Vint enfin la vieille fille, mon institutrice, qui prétendit que c’était un sort qu’on m’avait jeté, par jalousie, à cause que j’étais plus savant que les enfants des riches. Il fallait donc, selon la béate fille, trouver quelque chose de divin pour combattre la puissance diabolique, et, pour cela, elle ne trouva rien mieux que promettre une bonne chandelle à Notre-Dame de Kerdevot, qui, en ce temps-là, était en grande faveur dans toute la Basse-Bretagne, et qui était justement dans notre commune.
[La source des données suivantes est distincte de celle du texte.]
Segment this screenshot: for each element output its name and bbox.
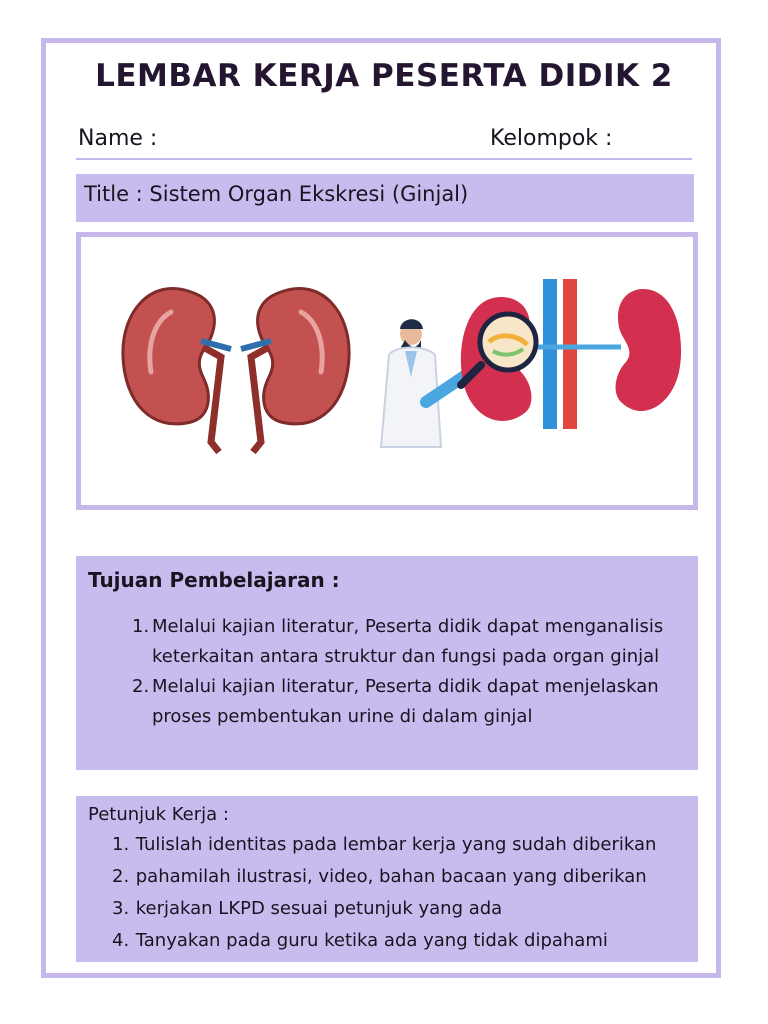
instruction-number: 1.: [112, 834, 130, 855]
learning-goals-box: [76, 556, 698, 770]
kidney-pair-icon: [123, 288, 349, 452]
goal-text: Melalui kajian literatur, Peserta didik dapat menganalisis keterkaitan antara struktur dan fungsi pada organ ginjal: [152, 616, 664, 667]
instruction-item: [112, 898, 502, 919]
instruction-number: 2.: [112, 866, 130, 887]
identity-divider: [76, 158, 692, 160]
group-label: Kelompok :: [490, 126, 613, 151]
topic-title: Title : Sistem Organ Ekskresi (Ginjal): [84, 182, 469, 206]
kidney-magnifier-icon: [461, 279, 681, 429]
instruction-item: [112, 930, 608, 951]
instruction-item: [112, 866, 647, 887]
goal-text: Melalui kajian literatur, Peserta didik dapat menjelaskan proses pembentukan urine di dalam ginjal: [152, 676, 659, 727]
instruction-number: 4.: [112, 930, 130, 951]
goal-number: 1.: [132, 616, 150, 637]
instruction-text: kerjakan LKPD sesuai petunjuk yang ada: [135, 898, 503, 919]
goal-number: 2.: [132, 676, 150, 697]
page-title: LEMBAR KERJA PESERTA DIDIK 2: [95, 58, 673, 94]
instruction-text: Tanyakan pada guru ketika ada yang tidak dipahami: [135, 930, 608, 951]
instruction-text: pahamilah ilustrasi, video, bahan bacaan yang diberikan: [135, 866, 647, 887]
goal-item: [132, 612, 672, 672]
kidney-illustration: [81, 237, 693, 505]
topic-title-box: [76, 174, 694, 222]
instructions-box: [76, 796, 698, 962]
goal-item: [132, 672, 672, 732]
instruction-text: Tulislah identitas pada lembar kerja yang sudah diberikan: [135, 834, 657, 855]
illustration-box: [76, 232, 698, 510]
instructions-heading: Petunjuk Kerja :: [88, 804, 229, 825]
instruction-number: 3.: [112, 898, 130, 919]
instruction-item: [112, 834, 656, 855]
doctor-icon: [381, 319, 466, 447]
name-label: Name :: [78, 126, 158, 151]
goals-heading: Tujuan Pembelajaran :: [88, 568, 340, 592]
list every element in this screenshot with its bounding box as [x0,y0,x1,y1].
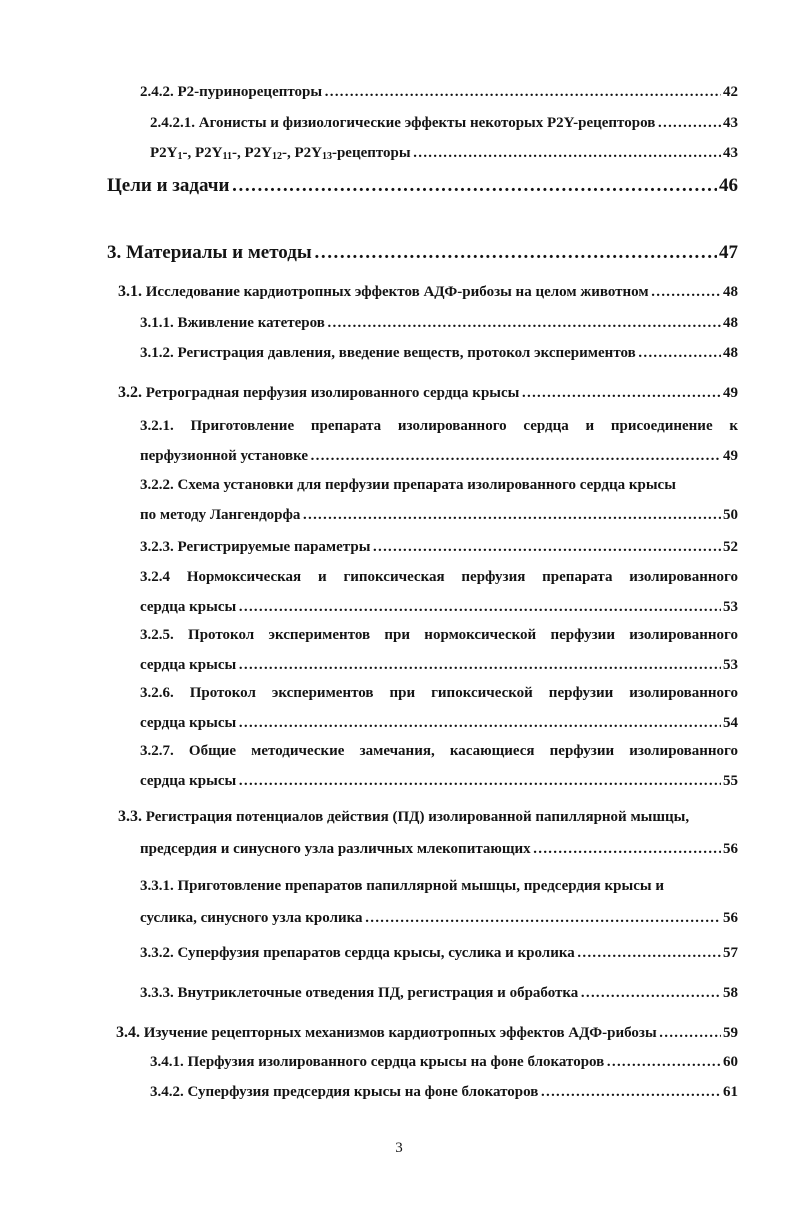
toc-dot-leader [657,113,721,133]
toc-page-number: 47 [719,242,738,263]
toc-page-number: 61 [723,1084,738,1100]
toc-entry-3-2-6 [140,683,738,733]
toc-entry-label: $P2Y_1-$, $P2Y_{11}-$, $P2Y_{12}-$, $P2Y_{13}$-рецепторы [150,145,411,162]
toc-dot-leader [238,597,721,617]
toc-page-number: 48 [723,345,738,361]
toc-entry-label: 3.3.3. Внутриклеточные отведения ПД, регистрация и обработка [140,985,579,1001]
toc-entry-label: сердца крысы [140,715,237,731]
toc-section-number: 3.1. [118,283,142,300]
toc-entry-label: 3. Материалы и методы [107,242,312,263]
toc-dot-leader [238,713,721,733]
toc-dot-leader [302,505,721,525]
toc-dot-leader [327,313,721,333]
toc-entry-line: 3.3.1. Приготовление препаратов папиллярной мышцы, предсердия крысы и [140,878,664,894]
toc-entry-label: 3.2.3. Регистрируемые параметры [140,539,371,555]
page-number: 3 [395,1140,403,1156]
toc-entry-line: 3.2.6. Протокол экспериментов при гипоксической перфузии изолированного [140,685,738,701]
toc-entry-label: 3.4.2. Суперфузия предсердия крысы на фоне блокаторов [150,1084,539,1100]
toc-entry-3-3 [118,807,738,859]
toc-dot-leader [324,82,721,102]
toc-dot-leader [659,1023,721,1043]
toc-section-number: 3.2. [118,384,142,401]
toc-entry-line: 3.2.2. Схема установки для перфузии препарата изолированного сердца крысы [140,477,676,493]
toc-section-number: 3.4. [116,1024,140,1041]
toc-page-number: 46 [719,175,738,196]
toc-entry-3-2-5 [140,625,738,675]
toc-page-number: 50 [723,507,738,523]
toc-entry-label: 3.1.1. Вживление катетеров [140,315,325,331]
toc-entry-line: 3.2.4 Нормоксическая и гипоксическая перфузия препарата изолированного [140,569,738,585]
toc-entry-label: предсердия и синусного узла различных млекопитающих [140,841,531,857]
toc-page-number: 52 [723,539,738,555]
toc-dot-leader [606,1052,721,1072]
toc-entry-p2y-receptors [150,143,738,163]
toc-page-number: 49 [723,448,738,464]
toc-dot-leader [533,839,721,859]
toc-entry-label: Цели и задачи [107,175,230,196]
toc-entry-3 [107,241,738,265]
toc-entry-2-4-2-1 [150,113,738,133]
toc-entry-label: сердца крысы [140,657,237,673]
toc-page-number: 60 [723,1054,738,1070]
toc-entry-label: перфузионной установке [140,448,309,464]
toc-entry-line: 3.3. Регистрация потенциалов действия (ПД) изолированной папиллярной мышцы, [118,808,690,825]
toc-dot-leader [580,983,721,1003]
toc-page-number: 56 [723,910,738,926]
toc-entry-label: 3.1.2. Регистрация давления, введение веществ, протокол экспериментов [140,345,636,361]
toc-page-number: 59 [723,1025,738,1041]
toc-page-number: 49 [723,385,738,401]
toc-entry-line: 3.2.7. Общие методические замечания, касающиеся перфузии изолированного [140,743,738,759]
toc-page-number: 48 [723,284,738,300]
toc-dot-leader [365,908,721,928]
toc-dot-leader [521,383,721,403]
toc-page-number: 42 [723,84,738,100]
toc-page-number: 54 [723,715,738,731]
toc-entry-label: 2.4.2.1. Агонисты и физиологические эффекты некоторых P2Y-рецепторов [150,115,656,131]
toc-dot-leader [651,282,721,302]
toc-entry-line: 3.2.1. Приготовление препарата изолированного сердца и присоединение к [140,418,738,434]
toc-dot-leader [310,446,721,466]
toc-dot-leader [638,343,721,363]
toc-dot-leader [372,537,721,557]
toc-entry-3-1-2 [140,343,738,363]
toc-entry-3-4 [116,1023,738,1043]
toc-dot-leader [413,143,721,163]
toc-dot-leader [577,943,721,963]
toc-entry-3-3-3 [140,983,738,1003]
toc-page-number: 58 [723,985,738,1001]
toc-page-number: 48 [723,315,738,331]
toc-entry-label: сердца крысы [140,773,237,789]
toc-page-number: 43 [723,145,738,161]
toc-entry-3-2-3 [140,537,738,557]
toc-dot-leader [238,655,721,675]
toc-entry-3-2-4 [140,567,738,617]
toc-page-number: 57 [723,945,738,961]
toc-entry-label: по методу Лангендорфа [140,507,301,523]
toc-entry-label: 2.4.2. P2-пуринорецепторы [140,84,323,100]
toc-entry-label: 3.3.2. Суперфузия препаратов сердца крысы, суслика и кролика [140,945,575,961]
toc-page-number: 53 [723,599,738,615]
toc-dot-leader [540,1082,721,1102]
toc-entry-label: 3.4.1. Перфузия изолированного сердца крысы на фоне блокаторов [150,1054,605,1070]
toc-entry-3-4-1 [150,1052,738,1072]
toc-dot-leader [238,771,721,791]
toc-page-number: 43 [723,115,738,131]
toc-entry-2-4-2 [140,82,738,102]
toc-entry-label: сердца крысы [140,599,237,615]
toc-dot-leader [231,174,717,198]
toc-entry-3-2-1 [140,416,738,466]
toc-entry-label: 3.2. Ретроградная перфузия изолированного сердца крысы [118,384,520,401]
toc-entry-label: суслика, синусного узла кролика [140,910,363,926]
toc-entry-3-2-2 [140,475,738,525]
toc-entry-goals [107,174,738,198]
toc-entry-3-1 [118,282,738,302]
toc-entry-line: 3.2.5. Протокол экспериментов при нормоксической перфузии изолированного [140,627,738,643]
toc-entry-3-3-2 [140,943,738,963]
toc-entry-3-1-1 [140,313,738,333]
toc-page-number: 55 [723,773,738,789]
toc-page-number: 53 [723,657,738,673]
toc-dot-leader [314,241,717,265]
toc-entry-label: 3.1. Исследование кардиотропных эффектов АДФ-рибозы на целом животном [118,283,649,300]
toc-entry-3-2 [118,383,738,403]
toc-entry-3-4-2 [150,1082,738,1102]
toc-entry-3-2-7 [140,741,738,791]
toc-page-number: 56 [723,841,738,857]
toc-section-number: 3.3. [118,808,142,825]
toc-entry-label: 3.4. Изучение рецепторных механизмов кардиотропных эффектов АДФ-рибозы [116,1024,657,1041]
toc-entry-3-3-1 [140,876,738,928]
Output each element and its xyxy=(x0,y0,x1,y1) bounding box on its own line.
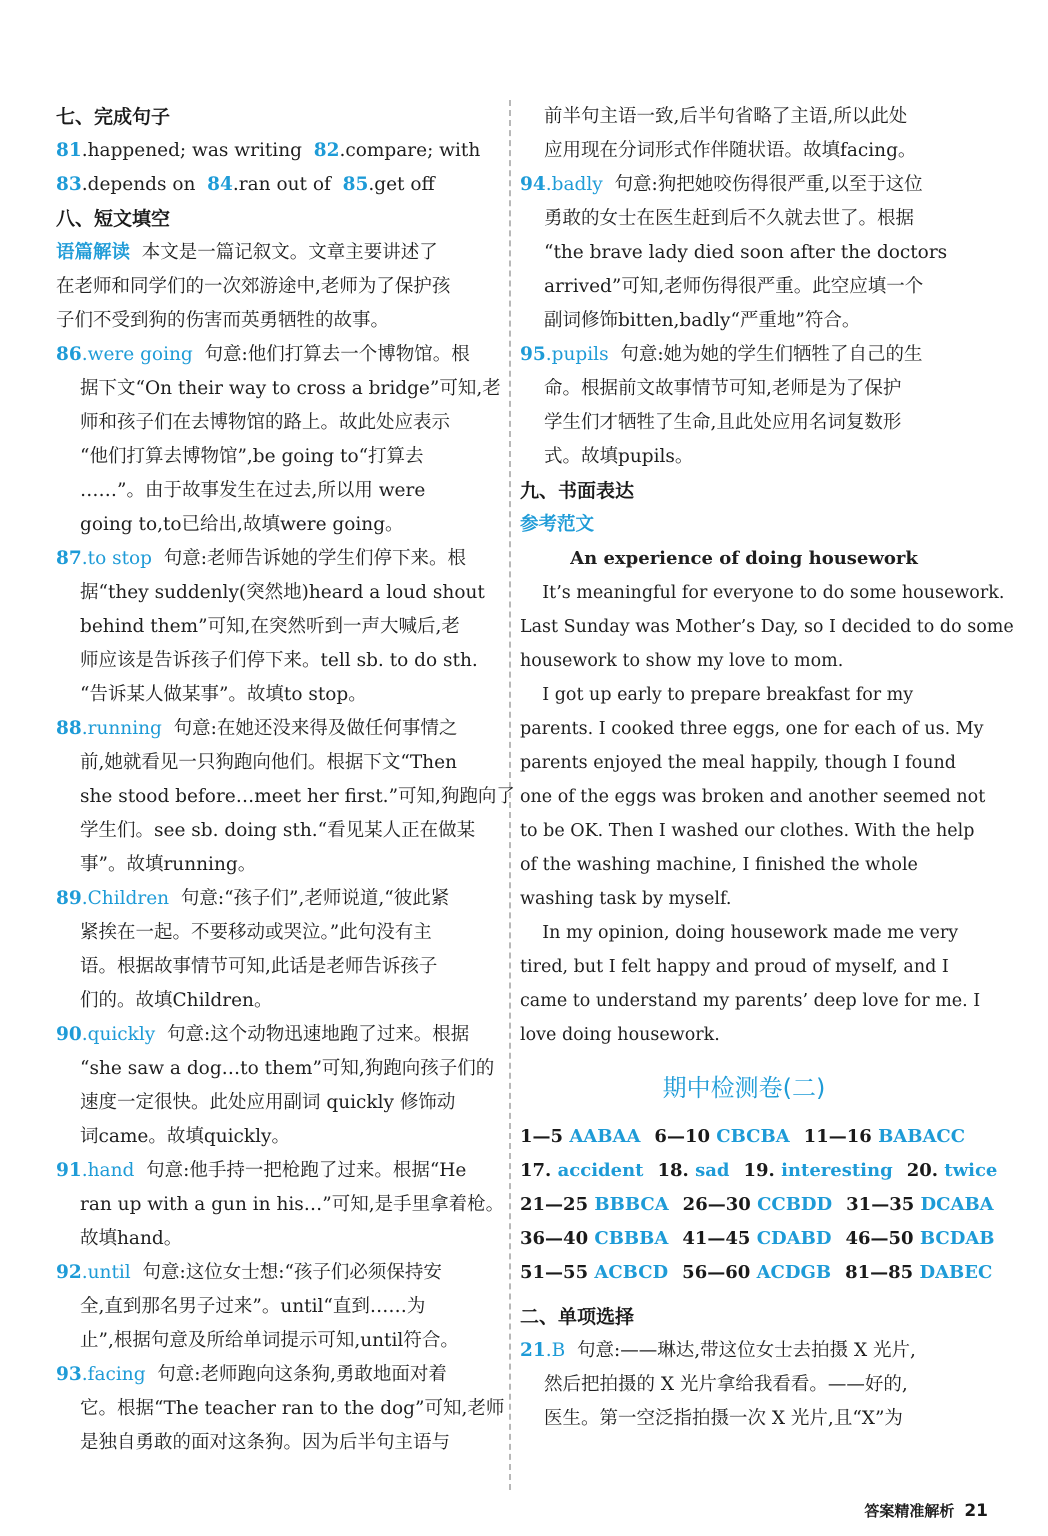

Elle conseilla aussi d’aller chercher quelques bou­teilles d’eau à la fontaine qui était auprès de la chapelle de cette bonne vierge, puis elle me dit de réciter le plus sou­vent possible des pater et des ave à l’adresse de cette divine mère, qu’elle allait elle-même supplier dans ses propres prières. Elle alla chercher deux bouteilles d’eau à la fontaine miraculeuse. Je récitai plusieurs pater et plusieurs ave, après avoir dégusté, matin et soir, un verre de cette boisson miraculeuse qui devait être, surtout à cette époque, plus propre à communiquer des maladies qu’à les guérir. En ce temps-là, Notre-Dame de Kerdevot jouissait d’une réputation et d’une vogue extraordinaires, à peu près comme celles dont jouit plus tard, à la Salette et à Lourdes, la Vierge de l’Immaculée Conception. Tous les enfants scrofuleux, les teigneux, tous les hommes et les femmes affligés de plaies variqueuses ou cancéreuses allaient se plonger dans cette fontaine et y décrasser leurs plaies. Ma mère et la vieille fille me recommandèrent surtout d’avoir la foi et une grande confiance dans le Sauveur du Monde et en sa divine mère. De la foi, j’en avais alors de quoi transporter toutes les montagnes, et ce fut sans doute, comme disait la bonne fille, cette foi solide qui me sauva autant, sinon plus, que l’eau de la fontaine de Kerdevot.

Au bout de deux mois, je fus complètement rétabli, et je fus conduit par la vieille et ma mère, pieds et tête nus, porter une chandelle de vingt sous à la Vierge.